In the Swedish bank’s latest quarterly Investment Outlook report, Peterson’s team of analysts conclude that while the economic cycle has moved into its next phase of moderated growth, there has been a touch too much emphasis on downside risks.
Policymakers on both sides of the Atlantic may be steering a narrow path but concerns about issues such as the ending of QE2 should be put in context of fundamentals, Peterson says.
If policymakers in the West deal prudently with the debt and emerging markets deal with the issue of inflation then the global economy could be in for a few good years with “potential for a long upturn in the cycle.”
“There are always risks, but these are priced into equity and bond markets,” Peterson says.

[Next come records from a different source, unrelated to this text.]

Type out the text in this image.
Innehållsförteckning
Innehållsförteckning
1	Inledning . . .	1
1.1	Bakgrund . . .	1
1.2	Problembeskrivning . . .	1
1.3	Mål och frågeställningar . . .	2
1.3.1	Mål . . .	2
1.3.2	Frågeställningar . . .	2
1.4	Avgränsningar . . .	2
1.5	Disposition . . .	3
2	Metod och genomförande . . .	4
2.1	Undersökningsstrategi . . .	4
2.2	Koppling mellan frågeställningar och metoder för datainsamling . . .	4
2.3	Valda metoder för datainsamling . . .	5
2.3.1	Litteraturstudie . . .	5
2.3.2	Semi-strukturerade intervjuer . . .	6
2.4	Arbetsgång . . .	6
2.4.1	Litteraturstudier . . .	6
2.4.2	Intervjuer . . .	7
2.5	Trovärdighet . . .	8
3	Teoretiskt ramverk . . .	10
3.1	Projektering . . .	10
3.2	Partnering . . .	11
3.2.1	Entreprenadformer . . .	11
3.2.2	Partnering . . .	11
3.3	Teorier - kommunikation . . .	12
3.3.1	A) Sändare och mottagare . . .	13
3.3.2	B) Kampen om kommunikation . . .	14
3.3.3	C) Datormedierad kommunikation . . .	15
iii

The challenge is that the world has not come out of a recession in quite the same way in the past, and there are questions over just at what point in the cycle the global economy finds iteslf. At this point in a “normal” recovery, Peterson says he would expect equity and bond prices to be anywhere up to 30% higher than they currently are.
SEB is predicting global GDP growth of about 4% for the next couple of years, he adds.
Peterson is optimistic on specific issues. On QE2 he says that the Federal Reserve understands factors such as the way the additional money already pumped into the system may still be stuck with the banks and has not yet fully flowed through to the broader US economy. The Fed will not end QE2 with the deliberate intention of causing another recession he notes.
On fiscal issues, he believes that, for example, US legislators will find a way to agree a way forward, notwithstanding that there is a US presidential election year upcoming.
The Investment Outlook goes in-depth on three themes: risks, the need to adjust portfolios to account for the economic cycle, and new factors determining the best investments to make in stock markets.
The risks, as noted, include issues such as government debt and emerging market inflation. Portfolio adjustment is pointing to the need for investors to gain greater exposure to non-cyclical stocks. And factors such as China’s continued growth and the weak dollar point to greater exposure to Chinese and US stocks.
Commodities as an asset class is given short thrift. SEB believes that commodities prices have “hit a wall” and that the recent collapse in the silver rally could be followed by a similar collapse in gold. Recent weather patterns also point to lower prices of soft commodities, the report adds.